Purpose of review: Breast cancer survival rate has greatly improved in the last two decades due to the emergence of next-generation anti-cancer agents. However, cardiotoxicity remains a significant adverse effect arising from traditional and emerging chemotherapies as well as targeted therapies for breast cancer patients. In this review, we will discuss cardiotoxicities of both traditional and emerging therapies for breast cancer. We will discuss current practices to detect cardiotoxicity of these therapies with the focus on new and emerging biomarkers. We will then focus on 'omics approaches, especially the use of epigenetics to discover novel biomarkers and therapeutics to mitigate cardiotoxicity.
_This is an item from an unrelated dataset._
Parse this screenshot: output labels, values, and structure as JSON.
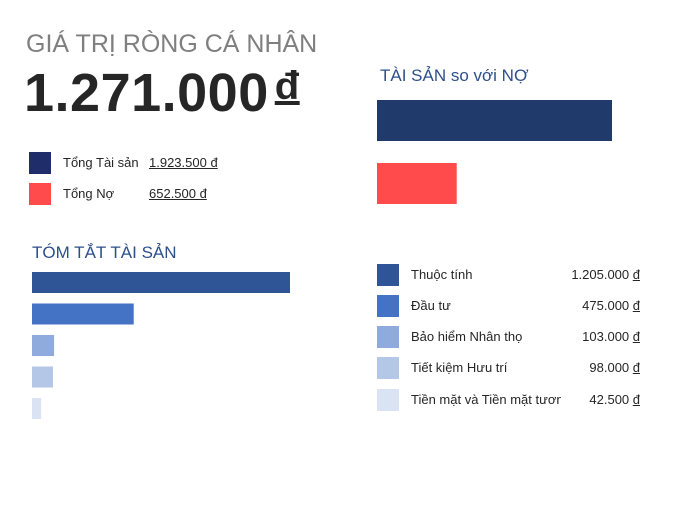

Recent findings: Significant cardiotoxicities of conventional chemotherapies remain and new and unpredictable new forms of cardiac and/or vascular toxicity emerge with the surge in novel and targeted therapies. Yet, there is no clear guidance on detection of cardiotoxicity, except for significant left ventricular systolic dysfunction, and even then, there is no uniform definition of what constitutes cardiotoxicity. The gold standard for detection of cardiotoxicity involves a serial echocardiography in conjunction with blood-based biomarkers to detect early subclinical cardiac dysfunction. However, the ability of these tests to detect early disease remains limited and not all forms of toxicity are detectable with these modalities. There is an unprecedented need to discover novel biomarkers that are sensitive and specific for early detection of subclinical cardiotoxicity. In that space, novel echocardiographic techniques, such as strain, are becoming more common-place and new biomarkers, discovered by epigenetic approaches, seem to become promising alternatives or adjuncts to conventional non-specific cardiac biomarkers.

Keywords: Biomarkers; Breast cancer; Cardiotoxicity; Chemotherapy; Epigenetics; Heart failure.